So in the verbose email style it seems so ingrained in the culture of Microsoft, Satya Nadella has announced a new mission statement for the Redmond behemoth – to empower every person and every organisation on the planet to achieve more.
A really great mission statement, to my mind, combines four key attributes: aspiration, specificity and tangibility, combined with the ultimately unachieveable. My favourite mission statement of all time (yes, I am sad enough to have such a thing) is the UK Maritime & Coastguard Agency’s Safer Lives, Safer Ships, Cleaner Seas.
It’s aspirational – it’s all about making things (and important things) better; it’s specific – the mission is something that could only really come from the MCA; and it’s tangible – safer lives, safer ships and cleaner seas are all things that can be measured and tracked for improvement. Most importantly, though, there’s no end-date, no final state when one could say “right, done that”.
The most famous of Microsoft’s missions past – A computer on every desk and in every home – was pretty good. When it was first coined, it was extremely aspirational, very much specific to the industry in which Microsoft was operating, and extremely tangible. Back in the early days of personal computing, it probably also seemed like it was ultimately unachieveable to many; it’s easy to think today that the job has been done, but that would be an extremely developed-world-centric perspective. Of course the challenge for Microsoft is that it is a bit-part player in the new era of mobile computing that is most likely to actually achieve that original vision.
The trouble with Microsoft’s new mission is that it’s neither specific nor tangible: “empowering people to achieve more” is something that many organisations could adopt as a ersatz mission – it could be a bank, it could be an accounting firm, it could be a manufacturer of cleaning products; “empowering to achieve more” is flim-flam – it’s not saying that people will actually achieve more, and more what anyway? It’s the sort of wordage that Nadella seems to wrap himself in that at first seems wise yet becomes meaningless with the simplest analysis. “Mobile first, Cloud first”, Microsoft’s “worldview” is nonsense – “Mobile joint-first, Cloud joint-first” is I assume what is meant, but scans terribly. It might sound like “5 items or less”-type pedantry, but words are important and if they are meaningless, then…
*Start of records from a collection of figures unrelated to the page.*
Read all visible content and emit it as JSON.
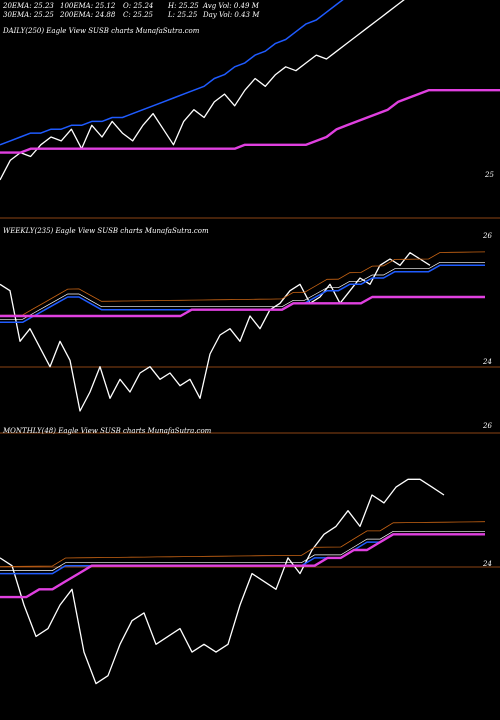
{
  "header": {
    "row1": [
      "20EMA: 25.23",
      "100EMA: 25.12",
      "O: 25.24",
      "H: 25.25",
      "Avg Vol: 0.49 M"
    ],
    "row2": [
      "30EMA: 25.25",
      "200EMA: 24.88",
      "C: 25.25",
      "L: 25.25",
      "Day Vol: 0.43 M"
    ]
  },
  "colors": {
    "background": "#000000",
    "price": "#ffffff",
    "ema_short": "#1f5bff",
    "ema_long": "#e040e0",
    "ema_mid": "#ffffff",
    "ema_extra": "#c86414",
    "grid": "#8b4513"
  },
  "chart_data": [
    {
      "type": "line",
      "title": "DAILY(250) Eagle View SUSB charts MunafaSutra.com",
      "tick_labels": [
        "25"
      ],
      "series": [
        {
          "values": [
            22.9,
            23.4,
            23.6,
            23.5,
            23.8,
            24.0,
            23.9,
            24.2,
            23.7,
            24.3,
            24.0,
            24.4,
            24.1,
            23.9,
            24.3,
            24.6,
            24.2,
            23.8,
            24.4,
            24.7,
            24.5,
            24.9,
            25.1,
            24.8,
            25.2,
            25.5,
            25.3,
            25.6,
            25.8,
            25.7,
            25.9,
            26.1,
            26.0,
            26.2,
            26.4,
            26.6,
            26.8,
            27.0,
            27.2,
            27.4,
            27.6,
            27.8,
            28.0,
            28.2,
            28.5,
            28.7,
            28.9,
            29.1,
            29.3,
            29.5
          ]
        },
        {
          "values": [
            23.8,
            23.9,
            24.0,
            24.1,
            24.1,
            24.2,
            24.2,
            24.3,
            24.3,
            24.4,
            24.4,
            24.5,
            24.5,
            24.6,
            24.7,
            24.8,
            24.9,
            25.0,
            25.1,
            25.2,
            25.3,
            25.5,
            25.6,
            25.8,
            25.9,
            26.1,
            26.2,
            26.4,
            26.5,
            26.7,
            26.9,
            27.0,
            27.2,
            27.4,
            27.6,
            27.8,
            28.0,
            28.2,
            28.4,
            28.6,
            28.8,
            29.0,
            29.2,
            29.4,
            29.6,
            29.8,
            30.0,
            30.2,
            30.4,
            30.6
          ]
        },
        {
          "values": [
            23.6,
            23.6,
            23.6,
            23.7,
            23.7,
            23.7,
            23.7,
            23.7,
            23.7,
            23.7,
            23.7,
            23.7,
            23.7,
            23.7,
            23.7,
            23.7,
            23.7,
            23.7,
            23.7,
            23.7,
            23.7,
            23.7,
            23.7,
            23.7,
            23.8,
            23.8,
            23.8,
            23.8,
            23.8,
            23.8,
            23.8,
            23.9,
            24.0,
            24.2,
            24.3,
            24.4,
            24.5,
            24.6,
            24.7,
            24.9,
            25.0,
            25.1,
            25.2,
            25.2,
            25.2,
            25.2,
            25.2,
            25.2,
            25.2,
            25.2
          ]
        }
      ]
    },
    {
      "type": "line",
      "title": "WEEKLY(235) Eagle View SUSB charts MunafaSutra.com",
      "tick_labels": [
        "26",
        "24"
      ],
      "series": [
        {
          "values": [
            25.3,
            25.2,
            24.4,
            24.6,
            24.3,
            24.0,
            24.4,
            24.1,
            23.3,
            23.6,
            24.0,
            23.5,
            23.8,
            23.6,
            23.9,
            24.0,
            23.8,
            23.9,
            23.7,
            23.8,
            23.5,
            24.2,
            24.5,
            24.6,
            24.4,
            24.8,
            24.6,
            24.9,
            25.0,
            25.2,
            25.3,
            25.0,
            25.1,
            25.3,
            25.0,
            25.2,
            25.4,
            25.3,
            25.6,
            25.7,
            25.6,
            25.8,
            25.7,
            25.6
          ],
          "x": [
            0,
            10,
            20,
            30,
            40,
            50,
            60,
            70,
            80,
            90,
            100,
            110,
            120,
            130,
            140,
            150,
            160,
            170,
            180,
            190,
            200,
            210,
            220,
            230,
            240,
            250,
            260,
            270,
            280,
            290,
            300,
            310,
            320,
            330,
            340,
            350,
            360,
            370,
            380,
            390,
            400,
            410,
            420,
            430
          ]
        },
        {
          "values": [
            24.7,
            24.7,
            24.7,
            24.8,
            24.9,
            25.0,
            25.1,
            25.1,
            25.0,
            24.9,
            24.9,
            24.9,
            24.9,
            24.9,
            24.9,
            24.9,
            24.9,
            24.9,
            24.9,
            24.9,
            24.9,
            24.9,
            24.9,
            24.9,
            24.9,
            24.9,
            25.0,
            25.0,
            25.1,
            25.2,
            25.2,
            25.3,
            25.3,
            25.4,
            25.4,
            25.5,
            25.5,
            25.5,
            25.5,
            25.6,
            25.6,
            25.6,
            25.6,
            25.6
          ]
        },
        {
          "values": [
            24.8,
            24.8,
            24.8,
            24.8,
            24.8,
            24.8,
            24.8,
            24.8,
            24.8,
            24.8,
            24.8,
            24.8,
            24.8,
            24.8,
            24.8,
            24.8,
            24.8,
            24.9,
            24.9,
            24.9,
            24.9,
            24.9,
            24.9,
            24.9,
            24.9,
            24.9,
            25.0,
            25.0,
            25.0,
            25.0,
            25.0,
            25.0,
            25.0,
            25.1,
            25.1,
            25.1,
            25.1,
            25.1,
            25.1,
            25.1,
            25.1,
            25.1,
            25.1,
            25.1
          ]
        }
      ]
    },
    {
      "type": "line",
      "title": "MONTHLY(48) Eagle View SUSB charts MunafaSutra.com",
      "tick_labels": [
        "26",
        "24"
      ],
      "series": [
        {
          "values": [
            25.0,
            24.9,
            24.4,
            24.0,
            24.1,
            24.4,
            24.6,
            23.8,
            23.4,
            23.5,
            23.9,
            24.2,
            24.3,
            23.9,
            24.0,
            24.1,
            23.8,
            23.9,
            23.8,
            23.9,
            24.4,
            24.8,
            24.7,
            24.6,
            25.0,
            24.8,
            25.1,
            25.3,
            25.4,
            25.6,
            25.4,
            25.8,
            25.7,
            25.9,
            26.0,
            26.0,
            25.9,
            25.8
          ],
          "x": [
            0,
            12,
            24,
            36,
            48,
            60,
            72,
            84,
            96,
            108,
            120,
            132,
            144,
            156,
            168,
            180,
            192,
            204,
            216,
            228,
            240,
            252,
            264,
            276,
            288,
            300,
            312,
            324,
            336,
            348,
            360,
            372,
            384,
            396,
            408,
            420,
            432,
            444
          ]
        },
        {
          "values": [
            24.8,
            24.8,
            24.8,
            24.8,
            24.8,
            24.9,
            24.9,
            24.9,
            24.9,
            24.9,
            24.9,
            24.9,
            24.9,
            24.9,
            24.9,
            24.9,
            24.9,
            24.9,
            24.9,
            24.9,
            24.9,
            24.9,
            24.9,
            24.9,
            25.0,
            25.0,
            25.0,
            25.1,
            25.2,
            25.2,
            25.3,
            25.3,
            25.3,
            25.3,
            25.3,
            25.3,
            25.3,
            25.3
          ]
        },
        {
          "values": [
            24.5,
            24.5,
            24.5,
            24.6,
            24.6,
            24.7,
            24.8,
            24.9,
            24.9,
            24.9,
            24.9,
            24.9,
            24.9,
            24.9,
            24.9,
            24.9,
            24.9,
            24.9,
            24.9,
            24.9,
            24.9,
            24.9,
            24.9,
            24.9,
            24.9,
            25.0,
            25.0,
            25.1,
            25.1,
            25.2,
            25.3,
            25.3,
            25.3,
            25.3,
            25.3,
            25.3,
            25.3,
            25.3
          ]
        }
      ]
    }
  ]
}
Well, that for me brings home the bigger issue that these business-speak riddles highlight. What exactly is the point of Microsoft these days?
They’ve undoubtedly done a great PR job since Steve Ballmer’s departure, but it doesn’t really address the triple challenge that the organisation faces: Windows is no longer the dominant personal computing operating system; Cloud dramatically undermines the server licencing business model that underpins much of the traditional enterprise market; and collaboration tool based around tools that were designed in the world of paper just don’t cut it any more.
Within all of this, primarily what is Microsoft for? It’s there to make money for it’s shareholders. And whilst that might seem like an obvious statement, I’d argue that companies go through a maturing process where initially they are there to create new markets or products that have the side effect of making money for investors, but then many move to a point where making returns becomes their primary purpose. These organisations don’t experience hyper-growth – they’re the steady bankers in portfolios (or at least have been in the past). They ebb and flow in terms of success, sometimes disappearing altogether in acts of bankruptcy or M&A. Microsoft is now at that stage, but it still thinks of itself as a startup. But a startup that doesn’t have really much clear vision of what they are doing.
Imagine Nadella in front of the Dragons in Dragons’ Den. He’d give his pitch
Our strategy is to build best-in-class platforms and productivity services for a mobile-first, cloud-first world. Our platforms will harmonize the interests of end users, developers and IT better than any competing ecosystem or platform.
Now imagine the Dragons’ responses…
“So, what is it that you actually do?”
And for me that’s the big challenge that Microsoft still has to face – what, as a maturing organisation, does it actually do? And can it express that in a way that unites its staff but, much more importantly, its customers and prospects?